Internalizing and externalizing disorders are frequently comorbid with attention deficit hyperactivity disorder, combined type (ADHD-CT) and dysthymic disorder (DD) in referred primary school-age children, yet there has been relatively little systematic research of the nature of these comorbid disorders. We describe the characteristics of parent- and child-reported internalizing and externalizing disorders in primary school-age children with ADHD-CT and DD.
A cross-sectional study of 45 clinically referred medication naive children with ADHD-CT and DD, examining parent and child reports of internalizing and externalizing disorders, defined categorically and dimensionally.

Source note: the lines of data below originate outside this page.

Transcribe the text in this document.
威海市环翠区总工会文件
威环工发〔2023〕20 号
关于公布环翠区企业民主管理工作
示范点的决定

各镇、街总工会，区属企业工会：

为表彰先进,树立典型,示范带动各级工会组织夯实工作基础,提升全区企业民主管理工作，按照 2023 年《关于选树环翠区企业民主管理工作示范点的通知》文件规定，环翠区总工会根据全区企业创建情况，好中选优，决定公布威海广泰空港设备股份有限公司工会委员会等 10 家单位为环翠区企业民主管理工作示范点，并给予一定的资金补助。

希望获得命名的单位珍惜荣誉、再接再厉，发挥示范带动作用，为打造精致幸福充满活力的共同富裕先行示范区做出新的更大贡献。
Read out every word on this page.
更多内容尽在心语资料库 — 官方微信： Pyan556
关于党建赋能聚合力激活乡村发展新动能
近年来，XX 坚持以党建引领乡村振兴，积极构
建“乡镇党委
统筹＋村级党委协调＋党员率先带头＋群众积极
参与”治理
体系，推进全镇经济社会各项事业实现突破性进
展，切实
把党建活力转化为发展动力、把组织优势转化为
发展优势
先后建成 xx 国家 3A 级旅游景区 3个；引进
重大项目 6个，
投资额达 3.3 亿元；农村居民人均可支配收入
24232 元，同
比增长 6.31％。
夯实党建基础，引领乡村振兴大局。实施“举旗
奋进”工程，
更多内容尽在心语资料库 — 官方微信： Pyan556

Generalized anxiety disorder and separation anxiety disorder were increased in the DD groups, whether ADHD-CT was present or not. Major depressive disorder was increased in the ADHD-CT and DD group compared to the ADHD-CT alone and the DD alone groups. Conduct disorder was increased in the ADHD-CT alone group compared to the DD with and without ADHD-CT groups. Verbal and fullscale IQ were increased in the DD groups, whether ADHD-CT was present or not, compared to the ADHD-CT alone group.
There is emerging evidence that DD and anxiety may represent a different phenotypic expression of a common underlying aetiological process, while the co-occurrence of ADHD-CT and anxiety disorders remains unclear. Only the ADHD-CT and DD group is significantly associated with major depressive disorder, which suggests an additive effect. In contrast, conduct disorder and decreased verbal and fullscale IQ are only associated with the ADHD-CT group, which may suggest a protective effect of DD when comorbid with ADHD-CT. From a research perspective, it is important to confirm these found associations in larger samples derived from epidemiological populations.
内化性和外化性障碍在转诊的小学适龄儿童中常与注意缺陷多动障碍合并型(ADHD-CT)和恶劣心境障碍(DD)共病,但对这些共病障碍本质的系统性研究相对较少。我们描述了患有ADHD-CT和DD的小学适龄儿童中家长和儿童报告的内化性和外化性障碍的特征。
对45名临床转诊的未用药的患有ADHD-CT和DD的儿童进行横断面研究,检查家长和儿童关于内化性和外化性障碍的报告,分别从类别和维度进行定义。
无论是否存在ADHD-CT,DD组的广泛性焦虑障碍和分离焦虑障碍均增加。与单独的ADHD-CT组和单独的DD组相比,ADHD-CT和DD组的重度抑郁症增加。与伴有和不伴有ADHD-CT的DD组相比,单独的ADHD-CT组的品行障碍增加。与单独的ADHD-CT组相比,无论是否存在ADHD-CT,DD组的言语智商和全量表智商均增加。
越来越多的证据表明,DD和焦虑可能代表共同潜在病因过程的不同表型表达,而ADHD-CT与焦虑障碍的共病情况仍不清楚。只有ADHD-CT和DD组与重度抑郁症显著相关,这表明存在累加效应。相比之下,品行障碍以及言语智商和全量表智商降低仅与ADHD-CT组相关,这可能表明DD与ADHD-CT共病时具有保护作用。从研究角度来看,在来自流行病学人群的更大样本中证实这些发现的关联很重要。